Parmi les tracasseries qui prennent plaisir à assaillir les marchands d’art et les commissaires-priseurs, la lutte contre le blanchiment figure en bonne place, d’autant que les lignes en semblent constamment mouvantes. La Commission européenne en est à sa cinquième directive, qu’elle a promis de réviser, surtout depuis que la Cour des comptes européenne en a dressé un bilan plutôt sévère. Le Brexit place la France comme leader du marché de l’art sur le continent. Pour le moment, le Royaume-Uni a mis en application cette directive qui inclut le marché de l’art dans la zone de surveillance au même titre que les banques ou les cabinets juridiques. Comme en France, est concernée toute transaction dépassant les 10 000 € ; les opérateurs sont censés vérifier l’identité de leur véritable client – ce qui touche un nerf sensible dans ce milieu cultivant la discrétion au plus haut point. Ces impératifs s’imposent aux filiales des entités britanniques à l’étranger et aux foires d’antiquaires, ce qui s’avère un casse-tête pour certains exposants, manifestement enclins à ne pas en tenir compte. Il est vrai que certaines règles restent à préciser et que les contrôles à Londres n’ont pas l’air de se multiplier. Personne n’a encore entendu parler d’une sanction visant un professionnel britannique. Néanmoins, les infractions peuvent être punies d’amendes conséquentes, voire de peines de prison. Rendu le 20 mai dernier, le rapport de la Cour des comptes européenne sur le secteur bancaire dénonce les retards et incohérences dans la mise en place des dispositifs anti-blanchiment, « la fragmentation institutionnelle » et un « manque de coordination ». Il préconise l’instauration, à l’image des États-Unis, d’une agence unique chargée de cette mission. Il propose aussi à l’Europe de « recourir à des règlements » plus contraignants que les directives, qui laissent à chaque État le soin de leur mise en œuvre.

Aux États-Unis, la surveillance du blanchiment s’exerce à partir de 100 000 $ de transaction contre 10 000 € en Europe, ainsi placée en situation défavorable. 

Quand la cinquième directive a été édictée, plusieurs nations n’avaient même pas mené à bien la transposition de la quatrième, déjà complexe.
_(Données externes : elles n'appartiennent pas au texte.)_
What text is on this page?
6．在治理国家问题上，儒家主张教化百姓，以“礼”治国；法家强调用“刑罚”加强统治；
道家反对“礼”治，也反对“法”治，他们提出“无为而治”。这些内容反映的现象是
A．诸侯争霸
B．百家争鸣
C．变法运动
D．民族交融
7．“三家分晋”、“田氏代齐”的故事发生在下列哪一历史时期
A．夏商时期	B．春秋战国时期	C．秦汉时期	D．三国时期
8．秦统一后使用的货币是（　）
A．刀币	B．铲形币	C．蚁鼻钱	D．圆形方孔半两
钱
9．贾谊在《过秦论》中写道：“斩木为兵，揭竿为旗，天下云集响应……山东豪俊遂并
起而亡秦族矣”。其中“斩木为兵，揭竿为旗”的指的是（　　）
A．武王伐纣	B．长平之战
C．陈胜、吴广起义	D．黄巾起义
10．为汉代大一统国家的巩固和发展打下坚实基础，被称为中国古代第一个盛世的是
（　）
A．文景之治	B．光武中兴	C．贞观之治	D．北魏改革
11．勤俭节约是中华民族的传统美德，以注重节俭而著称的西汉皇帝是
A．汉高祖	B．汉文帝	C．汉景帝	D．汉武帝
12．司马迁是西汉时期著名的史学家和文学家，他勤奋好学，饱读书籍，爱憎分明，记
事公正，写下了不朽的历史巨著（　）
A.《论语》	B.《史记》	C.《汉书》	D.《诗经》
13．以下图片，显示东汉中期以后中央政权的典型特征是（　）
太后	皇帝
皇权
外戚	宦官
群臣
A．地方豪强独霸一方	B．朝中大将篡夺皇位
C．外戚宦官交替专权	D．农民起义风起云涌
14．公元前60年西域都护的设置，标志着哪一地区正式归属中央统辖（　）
La France est l’un des pays où les règles sont les plus strictes. Tout versement d’espèces est proscrit au-delà de 1 000 €, montant porté à 10 000 € pour les particuliers non résidents – ce que certains galeristes ont quelque mal à expliquer à leurs clients chinois. Le contrôle des commissaires-priseurs a été retiré du Conseil des ventes pour être confié aux douanes, aux côtés des galeristes. Dans sa réponse à la Cour des comptes, la Commission européenne s’est engagée à « prévoir un corpus règlementaire unique » et à mettre en orbite une « autorité de surveillance » à l’échelle du continent. Cette fois, le Royaume-Uni échappera à ces dispositifs et la place parisienne aurait quelque raison de craindre de se retrouver victime d’un dumping juridique. Chassons les mauvaises habitudes, elles reviennent au galop : un tiers des paradis fiscaux se trouvent quand même sur des territoires britanniques, tels Jersey ou les îles Vierges. Sans parler de la Chine, la distorsion de concurrence n’est pas moindre avec les États-Unis, qui, tout en se posant en champions de la lutte contre le blanchiment et le financement du terrorisme, sont aussi un havre pour paradis fiscaux. Ils envisagent seulement d’obliger les sociétés-écrans à inscrire l’identité de leur véritable titulaire et d’exercer une surveillance sur un marché de l’art accablé de scandales. Mais, en Amérique, les règles s’appliquent à partir de 100 000 $ de transaction. 95 % des œuvres vendues aux enchères dans le monde tombent sous ce niveau. La plus grande partie du commerce d’antiquités échapperait donc à ces contrôles, plaçant l’Europe, si elle n’y prend garde, en situation défavorable. La redistribution des cartes avantagerait la place qui choisirait d’alléger la contrainte.